Generative artificial intelligence (Gen AI) is brand new. So, what is Gen AI security? Its novelty might be why it’s often used to mean 2 different things:
- Protecting generative AI models from attack
- Using generative AI models to protect all kinds of assets from attack
We’ve covered some components of AI security in general, especially how teams can get started protecting AI workloads. Here, we’ll go in depth about how teams are using generative AI in particular — the kind of intelligence that extrapolates novel outputs from patterns (not just analyzes or rates existing data) — to guard against cyber attacks, but also to protect their own resources in the cloud.
What is Generative AI (Gen AI) in Cybersecurity?
Generative AI produces data. And that’s novel, since previous security models used traditional AI to analyze data, scouring logs for anomalies, for instance.
Today, Gen AI makes its own data, so it can create incident reports, suggest remediation, and even write the code that fixes security issues. Examples include:
- Auto-generating incident summaries based on raw log files, like summarizing a brute-force login attack from a week of access logs.
- Proposing remediation steps for a misconfigured S3 bucket, such as rewriting IAM policies or suggesting rule changes to block public access.
- Writing and validating code to patch a vulnerable API endpoint after a known Common Vulnerability and Exposure (CVE) is detected, sometimes even with test cases included to verify that patches work.
In security applications, Gen AI can also use machine learning models based on Generative Adversarial Networks (GANs), the machine learning models comprised of 2 competing neural networks that create and detect data with one another, improving until generated data can’t be discerned from real inputs.
Those models are useful in the following scenarios:
- Creating fake-but-realistic data from logs to payloads and user behavior, all crafted to help train other security models. For example, those models may be working to detect credential stuffing attacks.
- Simulating realistic attack scenarios from step to step, so teams can test how their current defenses might react to scenarios like a ransomware or malware attack starting from a phishing email.
- Mimicking behavior in real time in an autonomous adversarial simulation, with Gen AI taking on the role of an attacker and helping teams hone a live response.
Here are some key terms and distinctions in this brave new world:
Gen AI vs GAI
Let’s clear up a common confusion.
Gen AI includes any generative model that produces content, from text to images or code.
GAI is used informally as shorthand for Generative AI, but technically, it means General AI (or AGI) and refers to hypothetical human-level reasoning systems.
In other contexts, multimodal GAI means models that can process and output across formats — text, images, audio, and video.
Single-Modal vs Multi-Modal AI
So far, most Gen AI in security has focused on large language models (LLMs) that are single-modal systems trained on text. Before Gen AI, the job of AI in security was mainly predictive: flagging anomalous behavior in logs or events.

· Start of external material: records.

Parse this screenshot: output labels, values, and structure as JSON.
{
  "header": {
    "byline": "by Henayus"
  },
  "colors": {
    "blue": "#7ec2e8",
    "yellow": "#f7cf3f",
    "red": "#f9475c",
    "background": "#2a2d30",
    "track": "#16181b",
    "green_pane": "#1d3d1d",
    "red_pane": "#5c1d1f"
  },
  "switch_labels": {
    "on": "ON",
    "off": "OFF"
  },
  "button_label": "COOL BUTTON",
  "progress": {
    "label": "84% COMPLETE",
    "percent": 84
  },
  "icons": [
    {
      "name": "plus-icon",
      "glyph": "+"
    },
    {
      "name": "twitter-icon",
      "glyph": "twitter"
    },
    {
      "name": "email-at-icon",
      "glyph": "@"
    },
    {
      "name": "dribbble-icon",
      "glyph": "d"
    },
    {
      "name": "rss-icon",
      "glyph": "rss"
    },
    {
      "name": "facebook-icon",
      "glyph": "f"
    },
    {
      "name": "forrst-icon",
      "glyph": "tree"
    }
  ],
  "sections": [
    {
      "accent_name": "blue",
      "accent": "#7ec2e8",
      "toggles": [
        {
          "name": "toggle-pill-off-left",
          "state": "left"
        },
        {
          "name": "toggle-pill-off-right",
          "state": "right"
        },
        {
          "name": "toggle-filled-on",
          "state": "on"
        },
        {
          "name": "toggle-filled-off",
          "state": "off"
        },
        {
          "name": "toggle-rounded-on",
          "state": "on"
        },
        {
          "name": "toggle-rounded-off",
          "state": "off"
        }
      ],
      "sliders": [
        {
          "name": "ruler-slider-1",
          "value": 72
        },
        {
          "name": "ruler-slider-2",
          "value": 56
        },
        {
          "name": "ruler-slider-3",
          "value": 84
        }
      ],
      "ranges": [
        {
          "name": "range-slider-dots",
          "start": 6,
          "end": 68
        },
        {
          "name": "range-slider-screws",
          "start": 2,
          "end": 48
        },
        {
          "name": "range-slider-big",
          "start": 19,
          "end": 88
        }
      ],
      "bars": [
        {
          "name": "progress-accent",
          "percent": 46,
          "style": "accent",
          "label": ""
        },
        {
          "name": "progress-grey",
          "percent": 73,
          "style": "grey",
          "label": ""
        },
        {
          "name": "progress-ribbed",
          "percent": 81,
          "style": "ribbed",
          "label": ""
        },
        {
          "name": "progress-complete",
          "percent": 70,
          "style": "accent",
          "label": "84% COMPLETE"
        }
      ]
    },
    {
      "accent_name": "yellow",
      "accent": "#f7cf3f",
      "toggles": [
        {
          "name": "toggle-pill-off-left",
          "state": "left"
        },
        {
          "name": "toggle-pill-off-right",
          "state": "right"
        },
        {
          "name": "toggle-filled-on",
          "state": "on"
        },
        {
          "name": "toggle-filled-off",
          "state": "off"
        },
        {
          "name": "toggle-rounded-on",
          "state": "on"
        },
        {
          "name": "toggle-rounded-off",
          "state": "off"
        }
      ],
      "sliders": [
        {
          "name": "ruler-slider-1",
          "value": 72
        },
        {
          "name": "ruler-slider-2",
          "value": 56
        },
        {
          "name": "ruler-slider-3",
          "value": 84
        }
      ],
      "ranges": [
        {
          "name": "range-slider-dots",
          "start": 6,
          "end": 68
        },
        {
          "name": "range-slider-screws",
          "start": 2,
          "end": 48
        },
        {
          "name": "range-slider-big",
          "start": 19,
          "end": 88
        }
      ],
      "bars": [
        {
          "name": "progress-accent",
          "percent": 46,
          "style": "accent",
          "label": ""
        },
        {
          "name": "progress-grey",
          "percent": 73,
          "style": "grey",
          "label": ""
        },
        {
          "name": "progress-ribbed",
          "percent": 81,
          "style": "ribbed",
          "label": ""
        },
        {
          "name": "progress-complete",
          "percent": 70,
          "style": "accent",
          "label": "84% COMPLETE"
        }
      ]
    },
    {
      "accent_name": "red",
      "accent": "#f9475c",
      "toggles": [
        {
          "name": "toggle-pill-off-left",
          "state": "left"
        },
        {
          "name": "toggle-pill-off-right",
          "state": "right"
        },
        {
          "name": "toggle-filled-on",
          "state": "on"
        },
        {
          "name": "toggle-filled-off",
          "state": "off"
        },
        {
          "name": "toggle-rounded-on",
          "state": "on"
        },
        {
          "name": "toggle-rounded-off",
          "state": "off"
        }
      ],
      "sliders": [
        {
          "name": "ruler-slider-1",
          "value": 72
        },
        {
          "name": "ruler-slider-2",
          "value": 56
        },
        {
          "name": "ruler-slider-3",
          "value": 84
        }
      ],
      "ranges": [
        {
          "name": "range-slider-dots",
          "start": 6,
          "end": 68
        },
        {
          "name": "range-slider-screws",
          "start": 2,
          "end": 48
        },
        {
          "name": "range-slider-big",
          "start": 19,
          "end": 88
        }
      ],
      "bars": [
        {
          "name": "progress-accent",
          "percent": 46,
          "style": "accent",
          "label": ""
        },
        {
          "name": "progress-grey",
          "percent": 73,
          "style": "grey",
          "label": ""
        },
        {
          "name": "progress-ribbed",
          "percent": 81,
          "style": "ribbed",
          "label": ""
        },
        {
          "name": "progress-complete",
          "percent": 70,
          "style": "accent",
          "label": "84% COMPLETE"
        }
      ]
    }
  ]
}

Now we’re seeing tools that both predict and generate. Instead of saying, “Something weird happened,” they can also explain what, when, and why, and even suggest a fix. Most current tooling is still single-modal and text-based, but that’s also changing. As models mature, we’ll see more tools that can:
- Combine log analysis with visual network diagrams
- Generate fake phishing webpages as part of simulations
- Interpret audio-based social engineering attempts
Predictive vs Generative AI
Even within a single modality, the fusion of predictive and generative AI is transforming how security teams detect and respond to threats. Today, security tools using AI can use predictive capabilities to find anomalies in data, then use generative capabilities to write summaries of incidents and suggest remediation efforts. These tools can create “threat stories” that detail what happened in plain language and direct teams on how to take action, speeding remediation.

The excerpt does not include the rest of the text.